È il termometro che misura ogni anno la febbre criminale contro gli amministratori. Quest’anno il rapporto “Amministratori sotto tiro” di Avviso Pubblico, network contro mafie e corruzione, è arrivato al suo decennale. E il 2020 non è stato un anno qualsiasi. La pandemia ha condizionato la quantità degli atti aggressivi ma anche la qualità dell’azione, i suoi artefici, i moventi.

I dati complessivi di questi dieci anni disegnano un paese i cui sono tanti, troppi, gli amministratori locali, dirigenti e funzionari pubblici vittime delle mafie e per questo tuttora sotto scorta, le dimissioni presentate da alcuni di loro a seguito delle minacce, i ritiri precoci dalle campagne elettorali. “Tutto ciò costituisce un enorme vulnus per la democrazia del nostro paese” afferma Roberto Montà, sindaco di Grugliasco e presidente di Ap.

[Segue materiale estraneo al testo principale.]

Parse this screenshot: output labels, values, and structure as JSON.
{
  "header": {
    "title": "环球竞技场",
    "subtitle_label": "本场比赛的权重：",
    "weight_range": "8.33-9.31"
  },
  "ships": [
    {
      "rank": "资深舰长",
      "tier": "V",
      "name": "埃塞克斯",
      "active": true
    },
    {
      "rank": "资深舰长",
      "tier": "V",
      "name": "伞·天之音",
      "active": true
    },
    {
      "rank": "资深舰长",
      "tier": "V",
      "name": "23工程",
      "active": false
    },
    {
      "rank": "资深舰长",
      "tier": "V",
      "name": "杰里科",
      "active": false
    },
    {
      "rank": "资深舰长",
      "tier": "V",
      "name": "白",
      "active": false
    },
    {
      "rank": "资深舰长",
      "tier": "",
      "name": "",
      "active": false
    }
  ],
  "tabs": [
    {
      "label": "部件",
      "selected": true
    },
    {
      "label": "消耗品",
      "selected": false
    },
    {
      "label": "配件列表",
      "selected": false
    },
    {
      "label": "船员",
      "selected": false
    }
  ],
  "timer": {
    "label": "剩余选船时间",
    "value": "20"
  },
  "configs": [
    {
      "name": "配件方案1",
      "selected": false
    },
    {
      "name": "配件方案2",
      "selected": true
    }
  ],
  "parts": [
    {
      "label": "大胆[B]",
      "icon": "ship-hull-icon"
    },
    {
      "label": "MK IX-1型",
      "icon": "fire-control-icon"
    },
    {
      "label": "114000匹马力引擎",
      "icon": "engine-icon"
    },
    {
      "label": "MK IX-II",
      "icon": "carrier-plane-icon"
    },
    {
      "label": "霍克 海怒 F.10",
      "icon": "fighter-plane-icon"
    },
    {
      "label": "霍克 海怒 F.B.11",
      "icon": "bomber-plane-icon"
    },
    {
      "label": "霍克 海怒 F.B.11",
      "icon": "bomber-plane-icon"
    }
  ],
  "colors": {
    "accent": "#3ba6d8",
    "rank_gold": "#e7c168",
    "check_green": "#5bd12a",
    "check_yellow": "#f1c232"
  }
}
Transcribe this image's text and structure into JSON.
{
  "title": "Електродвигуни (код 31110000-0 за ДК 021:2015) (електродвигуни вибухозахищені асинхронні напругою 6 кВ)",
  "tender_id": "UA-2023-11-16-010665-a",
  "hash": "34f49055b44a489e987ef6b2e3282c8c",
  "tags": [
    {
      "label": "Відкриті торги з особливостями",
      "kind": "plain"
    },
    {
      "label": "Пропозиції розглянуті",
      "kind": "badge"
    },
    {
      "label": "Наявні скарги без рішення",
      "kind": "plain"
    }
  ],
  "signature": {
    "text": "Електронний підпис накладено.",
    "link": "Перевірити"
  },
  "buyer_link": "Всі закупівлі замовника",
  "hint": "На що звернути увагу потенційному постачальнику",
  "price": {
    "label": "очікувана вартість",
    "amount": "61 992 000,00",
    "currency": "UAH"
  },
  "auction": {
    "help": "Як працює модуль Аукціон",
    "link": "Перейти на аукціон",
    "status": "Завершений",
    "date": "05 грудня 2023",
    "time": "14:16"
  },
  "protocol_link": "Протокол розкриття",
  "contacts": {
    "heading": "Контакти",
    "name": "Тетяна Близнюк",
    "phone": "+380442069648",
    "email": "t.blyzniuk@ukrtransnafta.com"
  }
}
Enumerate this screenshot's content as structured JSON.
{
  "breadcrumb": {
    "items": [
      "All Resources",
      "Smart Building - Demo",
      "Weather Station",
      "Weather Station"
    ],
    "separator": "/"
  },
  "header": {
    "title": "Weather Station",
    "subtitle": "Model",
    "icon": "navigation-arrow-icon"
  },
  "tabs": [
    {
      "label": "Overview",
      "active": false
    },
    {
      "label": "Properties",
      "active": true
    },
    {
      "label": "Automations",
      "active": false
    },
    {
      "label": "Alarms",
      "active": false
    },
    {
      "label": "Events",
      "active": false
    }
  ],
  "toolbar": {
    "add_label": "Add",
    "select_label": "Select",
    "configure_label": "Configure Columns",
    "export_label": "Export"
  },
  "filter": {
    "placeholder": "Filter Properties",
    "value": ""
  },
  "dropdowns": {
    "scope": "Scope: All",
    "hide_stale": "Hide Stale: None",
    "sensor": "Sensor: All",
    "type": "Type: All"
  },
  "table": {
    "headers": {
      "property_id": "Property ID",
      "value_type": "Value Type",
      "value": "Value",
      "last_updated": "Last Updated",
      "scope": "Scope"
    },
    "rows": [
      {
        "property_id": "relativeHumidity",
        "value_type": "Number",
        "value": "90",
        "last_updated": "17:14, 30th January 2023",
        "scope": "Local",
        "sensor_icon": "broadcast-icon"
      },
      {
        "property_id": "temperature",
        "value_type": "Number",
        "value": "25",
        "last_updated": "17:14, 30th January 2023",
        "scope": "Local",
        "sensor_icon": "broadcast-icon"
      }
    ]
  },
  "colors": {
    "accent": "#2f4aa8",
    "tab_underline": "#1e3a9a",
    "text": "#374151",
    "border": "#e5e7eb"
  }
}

Nel primo anno pandemico sono stati 465 gli atti intimidatori, di minaccia e violenza contro sindaci, assessori, consiglieri comunali e municipali, amministratori regionali, dipendenti della Pa (-17% rispetto al 2019, quando furono 559), registrati attraverso il monitoraggio delle notizie stampa, delle interrogazioni parlamentari, raccogliendo le segnalazioni dei coordinamenti territoriali. Una media di 9 intimidazioni a settimana, una minaccia ogni 19 ore. Sono state 89 le province coinvolte – il dato più alto mai registrato – e 280 i comuni colpiti. Per il quarto anno è la Campania a far registrare il maggior numero di atti, con 85 casi censiti (furono 92 nel 2019). Seguono appaiate Puglia e Sicilia con 55 intimidazioni. In discesa la Calabria (38 casi rispetto ai 53 del 2019), che prosegue una tendenza di alcuni anni.

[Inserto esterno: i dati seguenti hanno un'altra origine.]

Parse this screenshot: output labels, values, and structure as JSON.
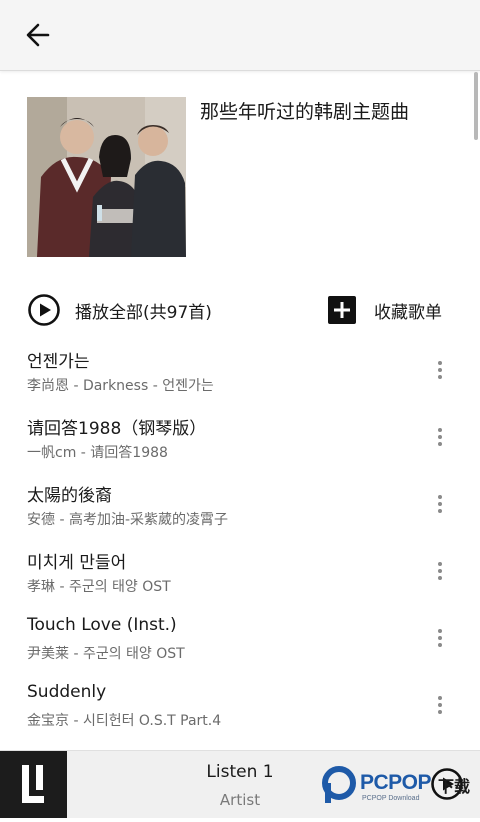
{
  "header": {
    "back_icon": "arrow-left-icon"
  },
  "playlist": {
    "title": "那些年听过的韩剧主题曲",
    "cover_icon": "album-cover-image"
  },
  "actions": {
    "play_all_label": "播放全部(共97首)",
    "play_all_icon": "play-circle-icon",
    "collect_label": "收藏歌单",
    "collect_icon": "plus-square-icon"
  },
  "songs": [
    {
      "title": "언젠가는",
      "subtitle": "李尚恩 - Darkness - 언젠가는"
    },
    {
      "title": "请回答1988（钢琴版）",
      "subtitle": "一帆cm - 请回答1988"
    },
    {
      "title": "太陽的後裔",
      "subtitle": "安德 - 高考加油-采紫葳的凌霄子"
    },
    {
      "title": "미치게 만들어",
      "subtitle": "孝琳 - 주군의 태양 OST"
    },
    {
      "title": "Touch Love (Inst.)",
      "subtitle": "尹美莱 - 주군의 태양 OST"
    },
    {
      "title": "Suddenly",
      "subtitle": "金宝京 - 시티헌터 O.S.T Part.4"
    }
  ],
  "player": {
    "title": "Listen 1",
    "artist": "Artist",
    "play_icon": "play-circle-icon"
  },
  "watermark": {
    "brand": "PCPOP",
    "sub": "PCPOP Download",
    "cn": "下载"
  },
  "colors": {
    "topbar": "#f5f5f5",
    "player_bg": "#f0f0f0",
    "logo_bg": "#1c1c1c",
    "watermark_blue": "#1e5aa8"
  }
}
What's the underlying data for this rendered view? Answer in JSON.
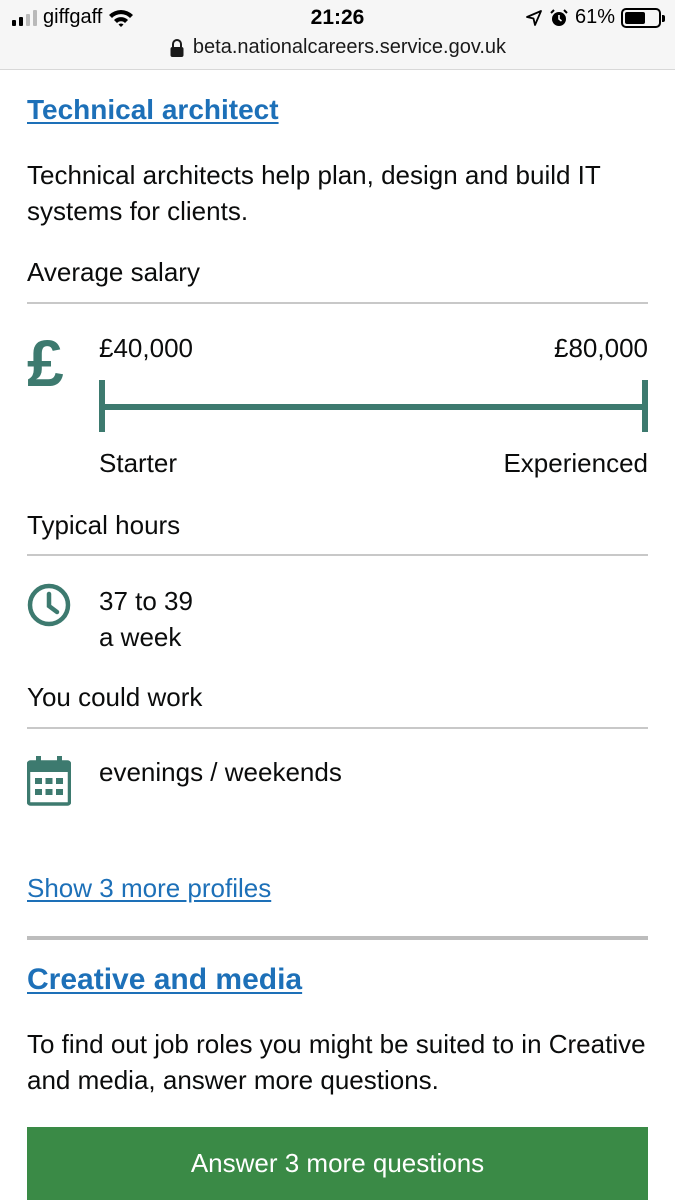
{
  "status_bar": {
    "carrier": "giffgaff",
    "time": "21:26",
    "battery_percent": "61%",
    "battery_level": 0.61,
    "url": "beta.nationalcareers.service.gov.uk"
  },
  "profile": {
    "title": "Technical architect",
    "description": "Technical architects help plan, design and build IT systems for clients.",
    "salary": {
      "label": "Average salary",
      "icon": "pound-icon",
      "currency_symbol": "£",
      "starter_value": "£40,000",
      "experienced_value": "£80,000",
      "starter_label": "Starter",
      "experienced_label": "Experienced"
    },
    "hours": {
      "label": "Typical hours",
      "icon": "clock-icon",
      "range": "37 to 39",
      "unit": "a week"
    },
    "work": {
      "label": "You could work",
      "icon": "calendar-icon",
      "value": "evenings / weekends"
    }
  },
  "more_profiles_link": "Show 3 more profiles",
  "category": {
    "title": "Creative and media",
    "description": "To find out job roles you might be suited to in Creative and media, answer more questions.",
    "button_label": "Answer 3 more questions"
  },
  "colors": {
    "link": "#1d70b8",
    "accent_teal": "#3d7a6f",
    "button_green": "#3a8a46",
    "text": "#0b0c0c"
  }
}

La Lombardia si conferma la regione più colpita al nord (37 casi, nove in meno del 2019), seguita dal Lazio (36 casi, stabile). Conferme anche a livello provinciale: il territorio più cruento si conferma Napoli con 46 casi, con un incremento del 12% sullo scorso anno. Seguono Salerno (21 casi), Roma (20), Milano e Cosenza (16), Foggia (15), Padova e Lecce (14), Bari e Messina (13). Sul fronte della tipologia di intimidazioni, come detto, si fa sentire l’impatto della pandemia.

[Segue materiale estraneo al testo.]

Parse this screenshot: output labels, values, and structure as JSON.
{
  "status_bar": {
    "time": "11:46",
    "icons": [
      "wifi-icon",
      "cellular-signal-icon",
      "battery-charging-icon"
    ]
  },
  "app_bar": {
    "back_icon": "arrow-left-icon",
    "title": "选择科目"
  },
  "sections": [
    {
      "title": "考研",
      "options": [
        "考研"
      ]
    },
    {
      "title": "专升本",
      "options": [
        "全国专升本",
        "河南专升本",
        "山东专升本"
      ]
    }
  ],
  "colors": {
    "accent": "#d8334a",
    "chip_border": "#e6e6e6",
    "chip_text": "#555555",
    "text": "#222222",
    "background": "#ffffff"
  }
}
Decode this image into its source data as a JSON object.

I social network, già il terzo mezzo più utilizzato nel 2019, hanno scalato questa spiacevole graduatoria. Le polemiche no vax legate alle restrizioni sono spesso sfociate in insulti, offese, diffamazioni, delegittimazioni dell’operato degli amministratori locali. Non stupisce poi che ad esser sotto tiro sulle pagine social, nelle chat e nelle proteste di piazza appaiano oggi anche giornalisti, medici e ministri, individuati come i principali fautori di politiche – tra cui principalmente l’obbligatorietà del green pass – che impattano sulla quotidianità. La piazza virtuale, già negli anni passati contenitore di varie frustrazioni, durante le fasi più drammatiche della pandemia ha amplificato tali caratteristiche.

Le amministrazioni sono spesso finite in pasto dei leoni da tastiera, a causa di ordinanze emesse e di controlli effettuati per il rispetto delle regole anticontagio. Le aggressioni e gli incendi (18% di casi per ciascuna tipologia) si mantengono stabili. Seguono minacce verbali e telefonate minatorie (12%), lettere, biglietti e messaggi intimidatori (10%), danneggiamenti (9%), scritte offensive (7%), utilizzo di ordigni ed esplosivi (4%), invio di proiettili (2%), spari contro abitazioni ed automobili (1%).

Complessivamente, in questi dieci anni alcuni trend sono emersi più di altri. Si tratta di un fenomeno in netta crescita, c’è un raddoppio dell’incidenza dei casi al centro nord, le intimidazioni sono divenute più multiformi e diversificate, si rileva una maggiore aggressività fisica dei cittadini, il 15% degli atti si verifica in comuni sciolti per infiltrazioni mafiose. E la campagna elettorale si conferma, anno per anno, il periodo più caldo per gli amministratori sotto tiro.